Les réserves d'or détenues par les banques centrales mondiales ont franchi un seuil critique début 2026. Pour la première fois, la valeur collective des réserves d'or souveraines — environ 4 000 milliards de dollars — dépasse désormais les 3 900 milliards de dollars de titres du Trésor américain détenus par les gouvernements étrangers.
Ce changement représente la modification la plus importante de la composition des réserves mondiales depuis que le dollar a supplanté la livre sterling britannique il y a des décennies.
L'ampleur des achats d'or des banques centrales a été constante et croissante. En 2025, les banques centrales ont collectivement acheté 863 tonnes d'or. Cela marque la troisième année consécutive au-dessus de 1 000 tonnes lorsque les achats non déclarés estimés par le World Gold Council sont pris en compte.
La Pologne a ajouté 20 tonnes en février seulement. La banque centrale chinoise a maintenu ses achats pendant plus de 15 mois consécutifs.
Parallèlement, les avoirs mondiaux en ETF or ont atteint un sommet historique de 4 171 tonnes, reflétant une large participation institutionnelle au-delà des acheteurs souverains.
Comme l'a noté l'analyste Shanaka Perera sur les réseaux sociaux : « L'achat n'est pas spéculatif. Il est structurel. Ce sont les banques centrales qui remplacent l'actif qui peut être gelé par l'actif qui ne peut pas l'être. »

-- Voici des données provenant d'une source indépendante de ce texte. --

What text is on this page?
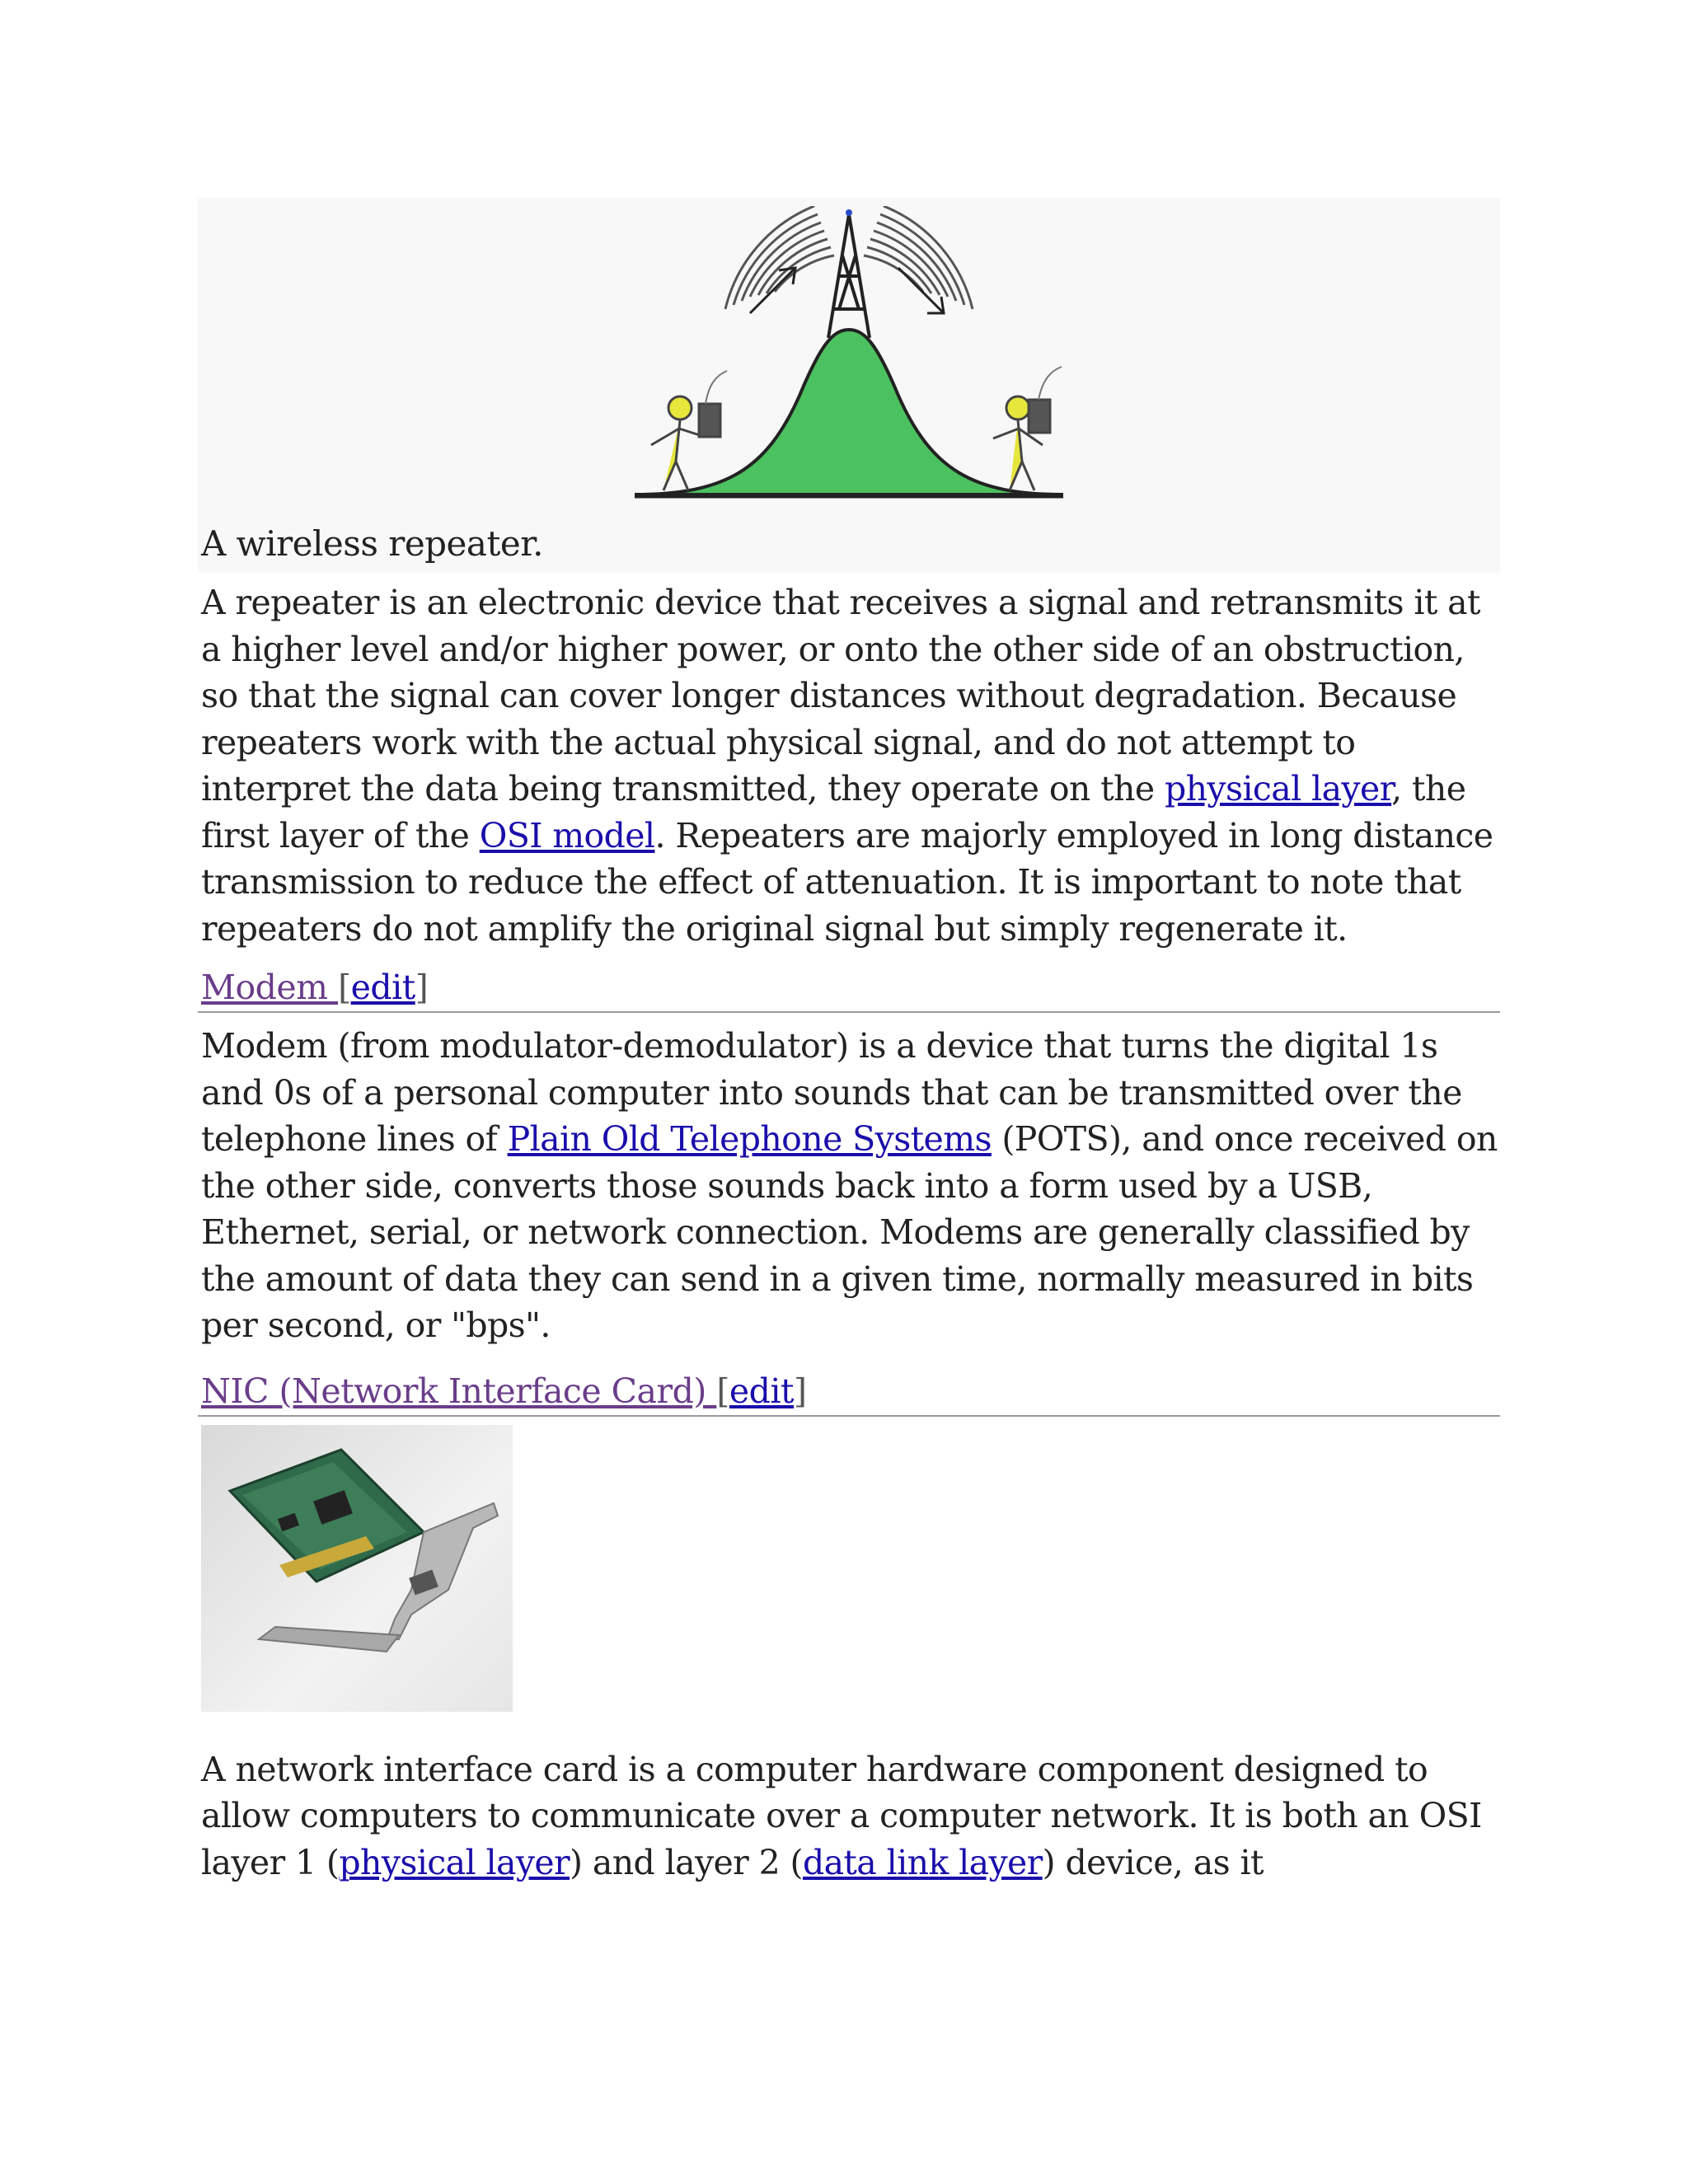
A wireless repeater.

A repeater is an electronic device that receives a signal and retransmits it at a higher level and/or higher power, or onto the other side of an obstruction, so that the signal can cover longer distances without degradation. Because repeaters work with the actual physical signal, and do not attempt to interpret the data being transmitted, they operate on the physical layer, the first layer of the OSI model. Repeaters are majorly employed in long distance transmission to reduce the effect of attenuation. It is important to note that repeaters do not amplify the original signal but simply regenerate it.

Modem [edit]

Modem (from modulator-demodulator) is a device that turns the digital 1s and 0s of a personal computer into sounds that can be transmitted over the telephone lines of Plain Old Telephone Systems (POTS), and once received on the other side, converts those sounds back into a form used by a USB, Ethernet, serial, or network connection. Modems are generally classified by the amount of data they can send in a given time, normally measured in bits per second, or "bps".

NIC (Network Interface Card) [edit]

A network interface card is a computer hardware component designed to allow computers to communicate over a computer network. It is both an OSI layer 1 (physical layer) and layer 2 (data link layer) device, as it
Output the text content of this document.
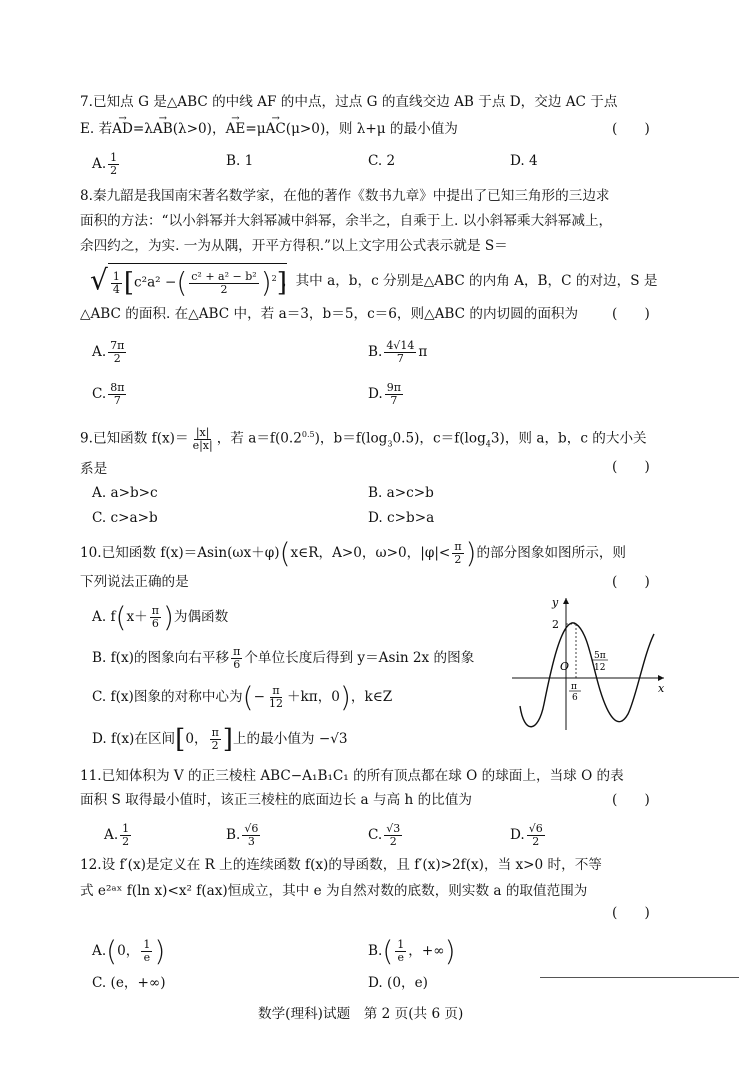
7.已知点 G 是△ABC 的中线 AF 的中点，过点 G 的直线交边 AB 于点 D，交边 AC 于点
E. 若→ AD=λ→ AB(λ>0)，→ AE=μ→ AC(μ>0)，则 λ+μ 的最小值为	(　　)
A. $\frac{1}{2}$	B. 1	C. 2	D. 4
8.秦九韶是我国南宋著名数学家，在他的著作《数书九章》中提出了已知三角形的三边求
面积的方法：“以小斜幂并大斜幂减中斜幂，余半之，自乘于上. 以小斜幂乘大斜幂减上，
余四约之，为实. 一为从隅，开平方得积.”以上文字用公式表示就是 S＝
√ $\frac{1}{4} [c^2a^2$ −( $\frac{\text{c² + a² − b²}}{2} )^2$]
，其中 a，b，c 分别是△ABC 的内角 A，B，C 的对边，S 是
△ABC 的面积. 在△ABC 中，若 a＝3，b＝5，c＝6，则△ABC 的内切圆的面积为 (　　)
A. $\frac{7\pi}{2}$	B. $\frac{4√14}{7}$ π
C. $\frac{8\pi}{7}$	D. $\frac{9\pi}{7}$
9.已知函数 $f(x)= \frac{|x|}{e|x|}$ ，若 $a=f(0.2^{0.5})$，$b=f(\log_30.5)$，$c=f(\log_43)$，则 a，b，c 的大小关
系是	(　　)
A. a>b>c	B. a>c>b
C. c>a>b	D. c>b>a
10.已知函数 f(x)＝Asin(ωx＋φ)(x∈R，A>0，ω>0，$|\varphi|< \frac{\pi}{2}$ )的部分图象如图所示，则
下列说法正确的是	(　　)
A. $f(x+ \frac{\pi}{6}$ )为偶函数
B. f(x)的图象向右平移 $\frac{\pi}{6}$ 个单位长度后得到 y＝Asin 2x 的图象
C. f(x)图象的对称中心为(− $\frac{\pi}{12} +k\pi$，0)，k∈Z
D. f(x)在区间[0， $\frac{\pi}{2}$ ]上的最小值为 −√3
y
x
O
2
π
6
5π
12
11.已知体积为 V 的正三棱柱 ABC−A₁B₁C₁ 的所有顶点都在球 O 的球面上，当球 O 的表
面积 S 取得最小值时，该正三棱柱的底面边长 a 与高 h 的比值为	(　　)
A. $\frac{1}{2}$	B. $\frac{√6}{3}$	C. $\frac{√3}{2}$	D. $\frac{√6}{2}$
12.设 f′(x)是定义在 R 上的连续函数 f(x)的导函数，且 f′(x)>2f(x)，当 x>0 时，不等
式 e²ᵃˣ f(ln x)<x² f(ax)恒成立，其中 e 为自然对数的底数，则实数 a 的取值范围为
(　　)
A.(0， $\frac{1}{e}$ )	$B.( \frac{1}{e}$ ，+∞)
C. (e，+∞)	D. (0，e)
数学(理科)试题　第 2 页(共 6 页)
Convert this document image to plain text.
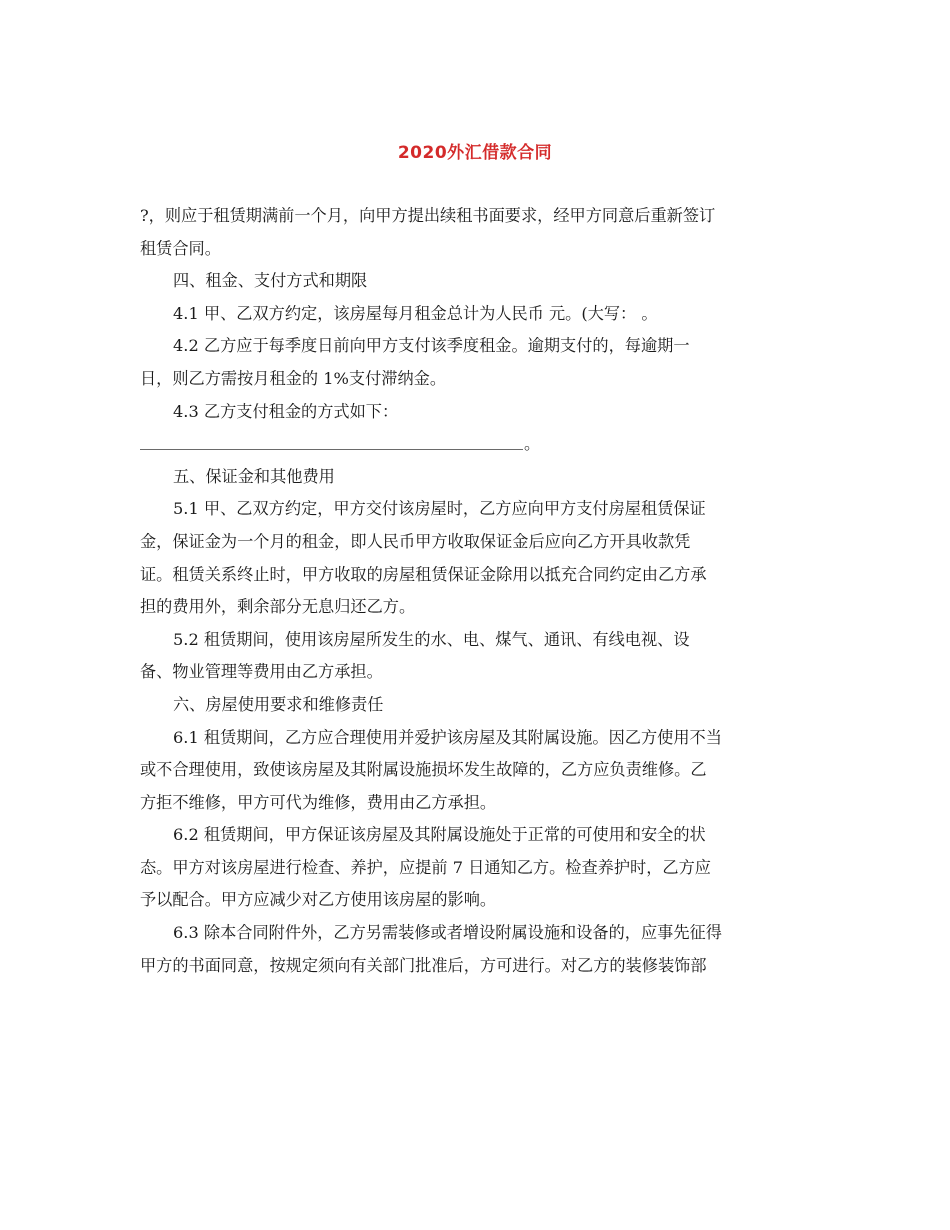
2020外汇借款合同

?，则应于租赁期满前一个月，向甲方提出续租书面要求，经甲方同意后重新签订

租赁合同。

四、租金、支付方式和期限

4.1 甲、乙双方约定，该房屋每月租金总计为人民币 元。(大写： 。

4.2 乙方应于每季度日前向甲方支付该季度租金。逾期支付的，每逾期一

日，则乙方需按月租金的 1%支付滞纳金。

4.3 乙方支付租金的方式如下：

。

五、保证金和其他费用

5.1 甲、乙双方约定，甲方交付该房屋时，乙方应向甲方支付房屋租赁保证

金，保证金为一个月的租金，即人民币甲方收取保证金后应向乙方开具收款凭

证。租赁关系终止时，甲方收取的房屋租赁保证金除用以抵充合同约定由乙方承

担的费用外，剩余部分无息归还乙方。

5.2 租赁期间，使用该房屋所发生的水、电、煤气、通讯、有线电视、设

备、物业管理等费用由乙方承担。

六、房屋使用要求和维修责任

6.1 租赁期间，乙方应合理使用并爱护该房屋及其附属设施。因乙方使用不当

或不合理使用，致使该房屋及其附属设施损坏发生故障的，乙方应负责维修。乙

方拒不维修，甲方可代为维修，费用由乙方承担。

6.2 租赁期间，甲方保证该房屋及其附属设施处于正常的可使用和安全的状

态。甲方对该房屋进行检查、养护，应提前 7 日通知乙方。检查养护时，乙方应

予以配合。甲方应减少对乙方使用该房屋的影响。

6.3 除本合同附件外，乙方另需装修或者增设附属设施和设备的，应事先征得

甲方的书面同意，按规定须向有关部门批准后，方可进行。对乙方的装修装饰部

Le catalyseur de ce changement remonte à février 2022. Ce mois-là, les États-Unis et l'Europe ont immobilisé environ 300 milliards de dollars de réserves de la banque centrale russe détenues dans des institutions financières occidentales. Le message aux banques centrales non alignées était direct — les réserves détenues en obligations étrangères comportent un risque politique.
L'or se négocie actuellement à 4 676 $, en baisse par rapport à 5 608 $ en janvier. Le déclin provient largement de mécaniques de marché à court terme liées à la guerre.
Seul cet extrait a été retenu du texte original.